Luego sigue El color del verano, retrato grotesco y satírico (y por lo mismo real) de una tiranía envejecida y del tirano, cúspide de todo el horror; las luchas e intrigas que se desarrollan alrededor del tirano (amparado por la hipocresía, la cobardía, la frivolidad y el oportunismo de los poderosos), la manera de no tomar nada en serio para poder seguir sobreviviendo y el sexo como una tabla de salvación y escape inmediatos. De alguna forma esta obra pretende reflejar, sin zalamerías ni altisonantes principios, la vida entre picaresca y desgarrada de gran parte de la juventud cubana, sus deseos de ser jóvenes, de existir como tales. Predomina aquí la visión subterránea de un mundo homosexual que seguramente nunca aparecerá en ningún periódico del mundo y mucho menos en Cuba. Esta novela está intrínsecamente arraigada a una de las épocas más vitales de mi vida y de la mayoría de los que fuimos jóvenes durante las décadas del sesenta y del setenta. El color del verano es un mundo que, si no lo escribo, se perderá fragmentado en la memoria de los que lo conocieron. Dejo a la sagacidad de los críticos las posibilidades de descifrar la estructura de esta novela. Solamente quisiera apuntar que no se trata de una obra lineal, sino circular y por lo mismo ciclónica, con un vértice o centro que es el carnaval, hacia donde parten todas las flechas. De modo que, dado su carácter de circunferencia, la obra en realidad no empieza ni termina en un punto específico, y puede comenzar a leerse por cualquier parte hasta terminar la ronda. Sí, está usted, tal vez, ante la primera novela redonda hasta ahora conocida. Pero, por favor, no considere esto ni un mérito ni un defecto, es una necesidad intrínseca a la armazón de la obra.
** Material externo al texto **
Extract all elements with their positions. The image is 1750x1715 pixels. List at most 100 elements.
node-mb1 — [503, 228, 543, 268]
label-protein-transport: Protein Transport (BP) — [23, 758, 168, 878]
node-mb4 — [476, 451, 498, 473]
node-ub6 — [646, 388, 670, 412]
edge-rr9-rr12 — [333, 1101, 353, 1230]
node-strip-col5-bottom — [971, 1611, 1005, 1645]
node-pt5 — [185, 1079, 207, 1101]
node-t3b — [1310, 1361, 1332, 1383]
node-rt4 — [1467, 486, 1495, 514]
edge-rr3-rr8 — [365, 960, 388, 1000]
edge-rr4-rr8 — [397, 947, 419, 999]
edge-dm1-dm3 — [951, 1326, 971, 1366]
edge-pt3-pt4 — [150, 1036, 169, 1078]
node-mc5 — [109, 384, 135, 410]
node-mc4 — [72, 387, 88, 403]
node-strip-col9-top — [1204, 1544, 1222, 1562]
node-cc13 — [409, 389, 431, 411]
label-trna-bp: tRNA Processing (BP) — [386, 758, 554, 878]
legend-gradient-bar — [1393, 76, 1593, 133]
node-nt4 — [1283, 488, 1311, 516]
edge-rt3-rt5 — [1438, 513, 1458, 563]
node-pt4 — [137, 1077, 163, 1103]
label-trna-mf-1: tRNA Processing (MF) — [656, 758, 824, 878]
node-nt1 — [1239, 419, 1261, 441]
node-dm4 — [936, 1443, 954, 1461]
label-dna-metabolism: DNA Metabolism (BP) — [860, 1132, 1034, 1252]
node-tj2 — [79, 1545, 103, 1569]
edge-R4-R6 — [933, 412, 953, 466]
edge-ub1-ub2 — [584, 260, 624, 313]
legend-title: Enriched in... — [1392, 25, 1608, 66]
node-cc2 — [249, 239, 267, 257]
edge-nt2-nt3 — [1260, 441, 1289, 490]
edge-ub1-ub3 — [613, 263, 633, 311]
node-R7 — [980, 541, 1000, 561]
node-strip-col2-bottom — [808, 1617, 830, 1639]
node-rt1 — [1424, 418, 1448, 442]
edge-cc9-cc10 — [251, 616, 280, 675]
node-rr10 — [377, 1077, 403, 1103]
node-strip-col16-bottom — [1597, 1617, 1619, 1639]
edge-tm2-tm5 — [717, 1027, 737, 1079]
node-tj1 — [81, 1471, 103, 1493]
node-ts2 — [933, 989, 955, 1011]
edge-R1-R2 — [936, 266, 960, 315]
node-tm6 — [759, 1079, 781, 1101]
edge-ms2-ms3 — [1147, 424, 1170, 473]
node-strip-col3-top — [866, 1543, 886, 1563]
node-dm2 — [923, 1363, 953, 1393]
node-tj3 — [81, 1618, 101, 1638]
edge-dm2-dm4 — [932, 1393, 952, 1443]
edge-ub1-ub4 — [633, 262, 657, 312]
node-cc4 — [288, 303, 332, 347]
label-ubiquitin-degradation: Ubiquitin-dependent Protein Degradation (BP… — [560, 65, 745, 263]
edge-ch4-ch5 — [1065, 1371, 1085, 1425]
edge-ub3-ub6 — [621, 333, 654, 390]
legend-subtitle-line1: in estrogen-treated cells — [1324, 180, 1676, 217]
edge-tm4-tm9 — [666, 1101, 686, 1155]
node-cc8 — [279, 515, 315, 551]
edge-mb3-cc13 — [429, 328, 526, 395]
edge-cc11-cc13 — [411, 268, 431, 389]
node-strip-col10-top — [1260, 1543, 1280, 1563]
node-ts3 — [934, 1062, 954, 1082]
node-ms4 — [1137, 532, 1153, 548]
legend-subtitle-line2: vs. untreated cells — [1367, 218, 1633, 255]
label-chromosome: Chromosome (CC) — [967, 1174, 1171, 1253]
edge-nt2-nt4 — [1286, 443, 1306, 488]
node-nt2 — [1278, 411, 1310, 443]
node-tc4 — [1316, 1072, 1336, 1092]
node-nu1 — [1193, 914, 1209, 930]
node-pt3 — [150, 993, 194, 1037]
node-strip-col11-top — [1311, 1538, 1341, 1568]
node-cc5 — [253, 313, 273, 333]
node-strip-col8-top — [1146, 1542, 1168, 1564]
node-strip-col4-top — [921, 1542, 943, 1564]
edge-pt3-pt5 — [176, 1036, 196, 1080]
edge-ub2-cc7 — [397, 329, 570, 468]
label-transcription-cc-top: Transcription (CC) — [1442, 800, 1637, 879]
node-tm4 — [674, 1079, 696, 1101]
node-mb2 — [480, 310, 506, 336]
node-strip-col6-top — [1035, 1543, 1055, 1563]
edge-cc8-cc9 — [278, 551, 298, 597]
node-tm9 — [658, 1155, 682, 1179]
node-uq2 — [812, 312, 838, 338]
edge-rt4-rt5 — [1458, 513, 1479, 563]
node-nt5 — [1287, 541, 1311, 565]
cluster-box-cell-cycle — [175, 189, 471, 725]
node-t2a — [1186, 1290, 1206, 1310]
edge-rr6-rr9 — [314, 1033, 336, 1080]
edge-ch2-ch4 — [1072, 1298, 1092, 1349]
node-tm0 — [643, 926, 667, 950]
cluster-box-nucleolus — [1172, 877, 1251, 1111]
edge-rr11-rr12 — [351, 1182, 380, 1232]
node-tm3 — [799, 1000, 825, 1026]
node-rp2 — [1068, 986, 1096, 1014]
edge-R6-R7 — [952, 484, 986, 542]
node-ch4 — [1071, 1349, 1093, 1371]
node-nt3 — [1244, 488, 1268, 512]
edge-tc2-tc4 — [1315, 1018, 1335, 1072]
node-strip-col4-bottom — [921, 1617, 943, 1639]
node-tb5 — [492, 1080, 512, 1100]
La pentagonía culmina con El asalto, suerte de árida fábula sobre la casi absoluta deshumanización del hombre bajo un sistema implacable.

En todas estas novelas, el personaje central es un autor testigo que perece (en las primeras cuatro obras) y vuelve a renacer en las siguientes con diferente nombre pero con la misma airada rebeldía: cantar o contar el horror y la vida de la gente, incluyendo la suya. Permanece así, en medio de una época conmocionada y terrible (que en estas novelas abarca más de cien años), como tabla de salvación o de esperanza, la intransigencia del hombre creador, poeta, rebelde —ante todos los postulados represivos que intentan fulminarlo, incluyendo el espanto que él mismo pueda exhalar—. Aunque el poeta perezca, el testimonio de la escritura que deja es testimonio de su triunfo ante la represión, la violencia y el crimen. Triunfo que ennoblece y a la vez es patrimonio del género humano, que además, de una u otra forma (ahora lo vemos otra vez), proseguirá su guerra contra la barbarie muchas veces disfrazada de humanismo.

Escribir esta pentagonía, que aún no sé si terminaré, me ha tomado realmente muchos años, pero también le ha dado un sentido fundamental a mi vida que ya termina.